Respondents included:
- Yuri Arcurs, world’s top selling microstocker
- Ellen Boughn, content director, Dreamstime
- Serban Enache, founder and CEO, Dreamstime
- Shannon Fagan, New York photographer and president of the Stock Artists Alliance
- Don Farrall, photographer
- Chris Ferrone, owner and editor, About the Image
- John Griffin, CEO, Cutcaster
- Dan Heller, photographer, author and industry blogger
- Paul H. Henning, founder & CEO, Stock Answers
- Jack Hollingsworth, photographer
- Daryl Lang, news editor, Photo District News
- Paul Melcher, CKO of Zymmetrical and stock-photo industry bohemian
- John Oringer, founder and CEO, Shutterstock
- Steve Pigeon, president, Masterfile
- Andres Rodriguez, super microstocker
- Kelly Thompson, COO, iStockphoto
- Oleg Tscheltzoff, co-founder and CEO, Fotolia
- James West, co-founder and CEO, Alamy
- Jim Pickerell, Selling Stock
My response follows, but others’ comments on Microstock Diaries are well worth reading. You may find many of the positions surprising.
I have always been a strong advocate of selling the same images at multiple price points.
This is the way rights-managed licensing has always worked. Under the royalty-free model, the same image also sells at various price points (based on file size delivered), but royalty-free prices do not vary as much as rights-managed.
Given the high volume of images on all microstock sites and the variations in search-return order, there is no guarantee an image that comes up among the first on one site will even be seen on the next. This is due to editing and the design of the search-engine algorithm for delivering images.
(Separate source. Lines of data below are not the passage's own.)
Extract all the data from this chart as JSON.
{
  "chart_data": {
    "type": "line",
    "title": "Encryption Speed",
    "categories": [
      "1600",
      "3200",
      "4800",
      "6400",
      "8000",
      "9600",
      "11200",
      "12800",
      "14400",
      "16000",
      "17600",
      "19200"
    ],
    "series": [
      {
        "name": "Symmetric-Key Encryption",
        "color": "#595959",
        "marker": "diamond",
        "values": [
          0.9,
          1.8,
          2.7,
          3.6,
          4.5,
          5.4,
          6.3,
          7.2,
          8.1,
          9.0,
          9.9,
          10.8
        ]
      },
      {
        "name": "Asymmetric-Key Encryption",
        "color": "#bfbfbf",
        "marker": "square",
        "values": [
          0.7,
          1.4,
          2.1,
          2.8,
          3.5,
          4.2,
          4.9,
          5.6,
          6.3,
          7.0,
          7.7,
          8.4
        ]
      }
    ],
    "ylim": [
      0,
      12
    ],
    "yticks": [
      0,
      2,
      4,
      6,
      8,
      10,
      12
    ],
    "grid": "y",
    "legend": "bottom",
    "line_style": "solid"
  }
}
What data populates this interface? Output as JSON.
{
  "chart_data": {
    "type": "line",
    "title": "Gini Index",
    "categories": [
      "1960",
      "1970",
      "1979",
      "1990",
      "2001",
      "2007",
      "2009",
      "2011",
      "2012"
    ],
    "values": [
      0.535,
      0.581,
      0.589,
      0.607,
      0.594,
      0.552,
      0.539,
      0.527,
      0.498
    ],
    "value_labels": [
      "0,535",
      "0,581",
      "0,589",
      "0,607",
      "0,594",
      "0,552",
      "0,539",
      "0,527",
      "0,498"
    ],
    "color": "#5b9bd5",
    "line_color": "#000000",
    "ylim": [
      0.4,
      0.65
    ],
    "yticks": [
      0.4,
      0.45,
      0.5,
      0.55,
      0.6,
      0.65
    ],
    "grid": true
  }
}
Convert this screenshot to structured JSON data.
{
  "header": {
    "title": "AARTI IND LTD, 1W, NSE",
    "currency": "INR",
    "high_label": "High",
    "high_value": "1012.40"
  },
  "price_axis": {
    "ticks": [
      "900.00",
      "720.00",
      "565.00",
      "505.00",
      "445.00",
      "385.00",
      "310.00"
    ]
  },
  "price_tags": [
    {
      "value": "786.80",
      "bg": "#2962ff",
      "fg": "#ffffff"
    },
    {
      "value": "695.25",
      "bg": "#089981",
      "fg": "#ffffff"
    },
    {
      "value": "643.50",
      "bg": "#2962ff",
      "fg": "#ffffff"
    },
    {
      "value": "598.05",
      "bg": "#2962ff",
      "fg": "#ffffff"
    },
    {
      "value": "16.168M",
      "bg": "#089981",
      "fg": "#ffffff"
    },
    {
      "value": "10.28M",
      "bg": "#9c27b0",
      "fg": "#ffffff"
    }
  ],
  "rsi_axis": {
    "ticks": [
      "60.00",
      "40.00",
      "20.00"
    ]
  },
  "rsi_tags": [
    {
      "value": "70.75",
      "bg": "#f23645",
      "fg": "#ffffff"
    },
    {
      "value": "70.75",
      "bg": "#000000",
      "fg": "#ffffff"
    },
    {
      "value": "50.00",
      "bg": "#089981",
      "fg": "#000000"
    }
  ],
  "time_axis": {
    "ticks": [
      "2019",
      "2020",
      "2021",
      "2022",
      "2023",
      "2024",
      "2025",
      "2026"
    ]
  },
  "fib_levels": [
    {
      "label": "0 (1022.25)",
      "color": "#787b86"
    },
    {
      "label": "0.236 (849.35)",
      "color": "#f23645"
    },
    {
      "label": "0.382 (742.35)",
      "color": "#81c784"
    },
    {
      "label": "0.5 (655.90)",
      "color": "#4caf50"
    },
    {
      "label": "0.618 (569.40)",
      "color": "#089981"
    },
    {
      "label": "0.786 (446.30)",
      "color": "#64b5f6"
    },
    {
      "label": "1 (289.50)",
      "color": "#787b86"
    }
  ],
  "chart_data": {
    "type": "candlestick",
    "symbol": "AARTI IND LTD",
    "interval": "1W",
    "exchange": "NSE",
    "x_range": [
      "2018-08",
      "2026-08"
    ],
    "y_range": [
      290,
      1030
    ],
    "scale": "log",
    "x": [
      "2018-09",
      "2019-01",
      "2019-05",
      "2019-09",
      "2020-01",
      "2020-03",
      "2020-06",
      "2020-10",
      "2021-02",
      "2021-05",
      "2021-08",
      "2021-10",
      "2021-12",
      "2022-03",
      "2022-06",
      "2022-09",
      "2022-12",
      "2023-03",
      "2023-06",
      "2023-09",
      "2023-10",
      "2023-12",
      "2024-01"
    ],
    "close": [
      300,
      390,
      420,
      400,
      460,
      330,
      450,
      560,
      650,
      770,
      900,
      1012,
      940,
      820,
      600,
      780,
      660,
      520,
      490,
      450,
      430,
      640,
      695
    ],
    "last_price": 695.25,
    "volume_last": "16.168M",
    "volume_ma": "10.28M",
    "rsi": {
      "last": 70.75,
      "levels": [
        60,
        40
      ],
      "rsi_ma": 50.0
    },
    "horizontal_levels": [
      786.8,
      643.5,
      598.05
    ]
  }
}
Not all customers search all possible collections. Some use traditional, some microstock, some both, and their choices of which to search first vary. The best way for a photographer to maximize image sales is to make every image available on as many sites as possible, including both traditional and microstock outlets. In theory, this strategy offers more customers the opportunity to see the image. (For more on this point, see Modified Rights Ready Pricing.)
When a customer finds an image that works and is within his budget on one site, he will not spend more time checking other sites just to see if the same image is available a little cheaper. That idea is ridiculous. Of course, there are exceptions, but the more people see a photographer’s work, the more money the photographer is likely to earn.
Most customers do not have time to do exhaustive searches. If all images had the opportunity to be considered by all site operators, the distinctions separating one site from another would be editing, position in the search-return order, search efficiency, customer service and price. These are more than enough ways in which portals can compete without having to also say, “We have exclusive images you will find nowhere else.” Photographers that license non-exclusive rights to images should not be prevented from attempting to maximize their sales through multiple sites marketing to a wide range of users at varying price points.
Most portal operators do not like this, because it benefits image suppliers, not portal operators. Portal operators tend to look after their own self-interest, not the interests of the creators they represent.